Big Tech Companies Pledge Nearly $1 Billion for Carbon Removal


An alliance of some of the world’s largest technology and consulting firms has pledged to purchase nearly $1 billion worth of permanent carbon removal between 2022 and 2030.

The project aims to establish guaranteed demand for emerging carbon removal technologies, which capture carbon dioxide from the atmosphere and store it underground.

The funds will be allocated by Frontier, a non-profit company owned by Stripe and funded by Stripe, Alphabet, Shopify, Meta and McKinsey. Other funders will include companies that use Stripe Climate – a service that allows companies to automatically direct a fraction of their revenue towards the development of carbon capture technologies.

Why is this important: The commitment of $925 million is a massive and unprecedented investment. For context, Stripe made headlines in 2019 when it pledged to buy $1 million worth of carbon offset credits per year, and the company and its partners have since allocated more than $15 million. dollars to carbon removal.

Frontier’s new commitment exceeds these previous investments by a factor of 61.

As well as boosting an industry that the UN recently called “essential” to achieving net zero, the project could serve as a model for quickly turning science into beneficial technology.

The challenge: A startup in any emerging industry may have a great idea for a new product or technology, but without a clear demand on the horizon, it’s risky for them to develop those ideas.

The main problem is that emerging technologies – whether solar panels, vaccines or carbon removal – are expensive. They must evolve to become cheaper. It takes money.

The solution: Frontier wants to solve this problem by creating demand overnight for carbon removal startups. With the promise of total funding of $925 million, eligible companies in the nascent carbon removal industry can confidently invest in their businesses knowing that buyers will come forward in the future to buy carbon. extracted carbon.

Advance market commitments: Frontier’s strategy is called an Advance Market Commitment (AMC). It is basically a binding agreement between a group of companies or nations to purchase a certain product at a certain price or within a certain price range. AMCs are typically used to correct market failures based on incentives in the private sector.

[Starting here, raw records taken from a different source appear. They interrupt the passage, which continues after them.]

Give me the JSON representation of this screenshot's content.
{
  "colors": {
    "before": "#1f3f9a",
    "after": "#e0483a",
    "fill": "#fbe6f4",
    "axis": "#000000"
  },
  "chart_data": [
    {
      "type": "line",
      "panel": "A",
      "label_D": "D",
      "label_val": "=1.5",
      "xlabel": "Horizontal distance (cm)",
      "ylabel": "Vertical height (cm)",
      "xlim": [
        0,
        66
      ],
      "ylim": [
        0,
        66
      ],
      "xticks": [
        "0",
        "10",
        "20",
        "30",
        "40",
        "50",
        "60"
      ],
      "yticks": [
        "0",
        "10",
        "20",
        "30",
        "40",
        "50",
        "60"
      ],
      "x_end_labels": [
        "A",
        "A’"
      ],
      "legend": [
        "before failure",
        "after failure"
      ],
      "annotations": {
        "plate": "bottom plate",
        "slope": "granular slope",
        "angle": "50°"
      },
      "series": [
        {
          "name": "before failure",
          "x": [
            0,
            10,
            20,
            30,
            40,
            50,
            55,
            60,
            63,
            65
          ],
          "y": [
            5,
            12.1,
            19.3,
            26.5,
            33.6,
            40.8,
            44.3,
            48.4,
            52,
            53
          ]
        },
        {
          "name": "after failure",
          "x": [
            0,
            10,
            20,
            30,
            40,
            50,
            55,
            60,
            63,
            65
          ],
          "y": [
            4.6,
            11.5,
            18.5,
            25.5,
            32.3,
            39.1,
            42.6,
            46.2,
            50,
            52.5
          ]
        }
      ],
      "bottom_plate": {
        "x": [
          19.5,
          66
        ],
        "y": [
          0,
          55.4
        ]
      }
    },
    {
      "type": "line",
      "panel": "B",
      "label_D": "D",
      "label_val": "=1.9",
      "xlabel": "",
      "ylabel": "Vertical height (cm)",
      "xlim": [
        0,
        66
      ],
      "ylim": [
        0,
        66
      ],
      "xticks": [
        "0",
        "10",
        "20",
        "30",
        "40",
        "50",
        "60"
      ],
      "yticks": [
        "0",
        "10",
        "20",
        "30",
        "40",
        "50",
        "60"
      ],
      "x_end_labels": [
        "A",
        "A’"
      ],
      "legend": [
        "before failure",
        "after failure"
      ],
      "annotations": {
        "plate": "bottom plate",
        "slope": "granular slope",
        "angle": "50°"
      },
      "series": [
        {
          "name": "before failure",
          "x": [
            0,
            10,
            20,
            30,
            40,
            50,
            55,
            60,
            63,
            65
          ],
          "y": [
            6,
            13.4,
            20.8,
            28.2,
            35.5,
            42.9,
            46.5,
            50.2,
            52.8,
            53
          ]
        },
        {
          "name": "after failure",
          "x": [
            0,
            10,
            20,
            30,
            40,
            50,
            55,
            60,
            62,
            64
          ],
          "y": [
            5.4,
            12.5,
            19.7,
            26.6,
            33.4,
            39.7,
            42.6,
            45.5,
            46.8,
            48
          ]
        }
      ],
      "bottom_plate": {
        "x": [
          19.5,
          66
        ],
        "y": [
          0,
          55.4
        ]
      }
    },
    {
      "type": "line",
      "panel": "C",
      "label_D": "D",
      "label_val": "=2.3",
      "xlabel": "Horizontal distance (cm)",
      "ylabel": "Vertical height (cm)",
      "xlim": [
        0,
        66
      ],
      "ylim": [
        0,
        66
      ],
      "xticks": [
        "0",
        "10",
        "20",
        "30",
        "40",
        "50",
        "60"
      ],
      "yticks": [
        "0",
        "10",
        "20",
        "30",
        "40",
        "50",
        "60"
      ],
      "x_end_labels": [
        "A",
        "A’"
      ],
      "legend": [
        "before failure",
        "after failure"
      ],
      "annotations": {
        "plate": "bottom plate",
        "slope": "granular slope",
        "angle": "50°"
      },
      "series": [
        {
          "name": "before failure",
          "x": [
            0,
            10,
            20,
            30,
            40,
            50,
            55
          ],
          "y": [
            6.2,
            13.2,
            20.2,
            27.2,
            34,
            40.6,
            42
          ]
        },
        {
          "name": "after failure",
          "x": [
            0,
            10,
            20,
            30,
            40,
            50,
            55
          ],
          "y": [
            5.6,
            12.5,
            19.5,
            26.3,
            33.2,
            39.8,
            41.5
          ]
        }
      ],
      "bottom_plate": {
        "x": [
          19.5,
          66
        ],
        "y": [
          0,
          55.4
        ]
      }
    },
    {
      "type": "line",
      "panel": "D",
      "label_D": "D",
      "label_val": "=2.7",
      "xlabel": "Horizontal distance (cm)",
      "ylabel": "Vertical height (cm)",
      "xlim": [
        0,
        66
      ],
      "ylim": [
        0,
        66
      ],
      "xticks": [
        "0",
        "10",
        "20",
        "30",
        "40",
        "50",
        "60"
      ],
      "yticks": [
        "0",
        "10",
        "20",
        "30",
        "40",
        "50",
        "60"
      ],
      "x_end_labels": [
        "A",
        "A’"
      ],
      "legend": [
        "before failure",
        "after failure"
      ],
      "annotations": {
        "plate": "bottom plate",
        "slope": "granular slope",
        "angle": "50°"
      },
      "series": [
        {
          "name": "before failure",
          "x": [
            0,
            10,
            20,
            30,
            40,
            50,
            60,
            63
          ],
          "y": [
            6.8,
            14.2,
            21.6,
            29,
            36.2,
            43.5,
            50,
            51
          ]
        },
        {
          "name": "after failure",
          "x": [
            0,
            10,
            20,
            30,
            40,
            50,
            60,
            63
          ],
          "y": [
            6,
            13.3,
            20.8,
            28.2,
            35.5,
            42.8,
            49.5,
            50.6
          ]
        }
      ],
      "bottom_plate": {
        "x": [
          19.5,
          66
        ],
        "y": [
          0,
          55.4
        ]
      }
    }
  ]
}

For example, in 2007, five countries and the Bill & Melinda Gates Foundation launched a $1.5 billion AMC to encourage the development of vaccines against pneumococcal disease, which is the world’s leading cause of pneumonia-related death.

The objective was to increase vaccination coverage in the poorest countries where companies had little incentive to invest. The biggest problem was not that biotech companies couldn’t develop effective vaccines, but rather that it didn’t make economic sense for them to expand the supply. Low-income countries simply did not have the purchasing power.

By injecting committed capital into the market, the CMA has helped to fill the void. According to a 2020 report, “best estimates suggest that the introduction of [the pneumococcal vaccine] saved 700,000 lives at a very advantageous cost.

AMC and carbon removal: The 2007 pneumococcal vaccination initiative inspired Frontier’s AMC. Of course, vaccines and carbon removal are different markets. But Frontier notes that “they face similar challenges: uncertainty about long-term demand and unproven technologies. AMCs have the power to send a strong and immediate signal of demand without picking winning technologies in the first place. »

Not preselecting winners is the key to the strategy. After all, carbon removal is a young industry and there are many methods of extracting carbon from the atmosphere and oceans. Some companies capture carbon through lines of kelp that eventually sink to the ocean floor; some convert carbon dioxide into concrete alternatives; and others use geothermal energy and waste heat to capture and concentrate carbon, to name a few methods.

One of these methods may be more effective than another. But by pumping money into the ecosystem and allowing a wide range of businesses to grow, new methods could emerge and existing methods could become more efficient over time.

This is one of the reasons Frontier funds both early-stage and late-stage carbon capture companies. For eligible start-ups, Frontier will provide funds up-front. But for more established companies, Frontier plans to offer “offtake agreements” – contracts under which Frontier will buy X amount of carbon removed Yes price, when and if that carbon is delivered.

Off-take agreements benefit large suppliers: the contract serves as evidence that buyers are waiting on the sidelines, making lenders more likely to lend to suppliers who need money to expand.

Frontier sees its $925 million commitment as a first step in getting the fledgling carbon removal industry off the ground.

“While carbon removal has made significant progress over the past few years, it is still not on track to achieve the required scale at all,” Frontier wrote on its website. “By 2021, less than 10,000 tonnes of carbon dioxide had been permanently removed from the atmosphere by new technologies, which is 1 million times less than the annual scale needed.

“Carbon elimination needs bold help. An AMC can give industry the confidence to start building, and to do it with urgency.”